Pattern 4: Dual LLM. This is a more general version of the map-reduce pattern, where the privileged LLM doesn’t see the untrusted data. The quarantined LLM sees the data, but only communicates about it using symbols. For example, when handling a request like “find email addresses in this (potentially untrusted) document”, the quarantined LLM sees the contents of the document and returns variables with the email addresses (which match strict patterns). The privileged LLM only sees the trusted variable names, so it’s not affected by the contents of the document.

Pattern 5: Code then execute. This is a generalisation of the previous three patterns, where the main agent writes a formal computer program that isolates untrusted input processing to unprivileged agents. The implementation isn’t trivial: this pattern comes from the 125-page paper that introduced the CaMeL interpreter (“a custom Python interpreter that operates over a restricted version of Python”). I haven’t read the full CaMeL paper, but my understanding is that it requires defining specific security policies to be fully effective. Therefore, practical implementations depend on the use case and threat model.

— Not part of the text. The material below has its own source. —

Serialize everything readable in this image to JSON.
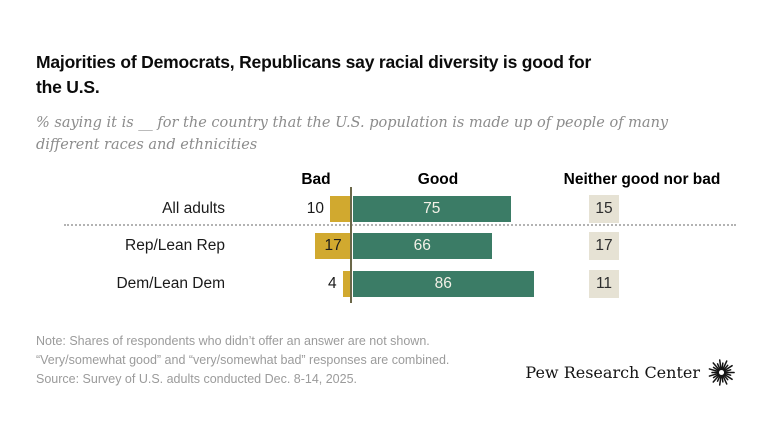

Pattern 6: Context minimization. Like Simon Willison, I found the description of this pattern to be a bit confusing. My understanding is that in this case the prompt may be malicious, so it’s removed from the tool response. However, the example given in the paper seems a bit convoluted, as it includes prompt-injecting a customer service agent to give the user a quote with a large discount. This assumes a company would go be willing to go with whatever discounts given by its bots. This is a scenario that should be handled via other means (like deterministic guardrails), as we’re not yet at the point where we can trust AI agents in customer-facing roles.

General best practices. The authors emphasise that while different design patterns apply based on the use case, the following best practices should apply to any agent to the extent possible.

• Action sandboxing: Applying the principle of least privilege in practice, by running specific agent actions in sandboxed environments with limited permissions.
• Strict data formatting: Using deterministic code to ensure that expected schema rules are followed, rather than allowing arbitrary text.
• User permissions: Limiting the agent’s permissions to those of the authenticated user, so it can only do what the user can do. This reduces the potential harm from prompt injection attacks.
• User confirmation: Asking the user before running actions that are potentially harmful. While this is useful in some scenarios, it increases friction and reduces automation. Further, excessive requests for confirmation increase the chance of users ignoring the content of the confirmation requests (as most of us do when asked to read the terms of service).
• Data and action attribution: Providing explanations to the user on the reasoning of the agent (though this may also lead to user fatigue).

Case study activity

Consuming information about design patterns only takes you so far. It’s already better than vibe coding and hoping for the best, but applying patterns in reality is the way to truly learn them.

To simulate this at the AI paper event, I split the attendees to groups. I then assigned each group one of the case studies discussed in the paper (§4.2 data analyst, §4.3 email and calendar assistant, §4.4 customer service representative, §4.5 booking agent, and §4.6 product recommender), and prompted each group with the following tasks.

1. Define the capabilities and scope of the agent: What can a human agent do?
2. Identify the threats, focusing on direct and indirect prompt injections.
3. Discuss mitigations using the patterns and best practices.
4. Present the approach that best balances security and utility.

I was pleased with the lively discussion that this activity sparked! 🎉

You can also try this at home: Discuss the above points with colleagues or with your favourite chatbot. Prompted well, they can be surprisingly effective at poking holes in your thinking. Just don’t trust them with unbounded access to your key accounts (yet).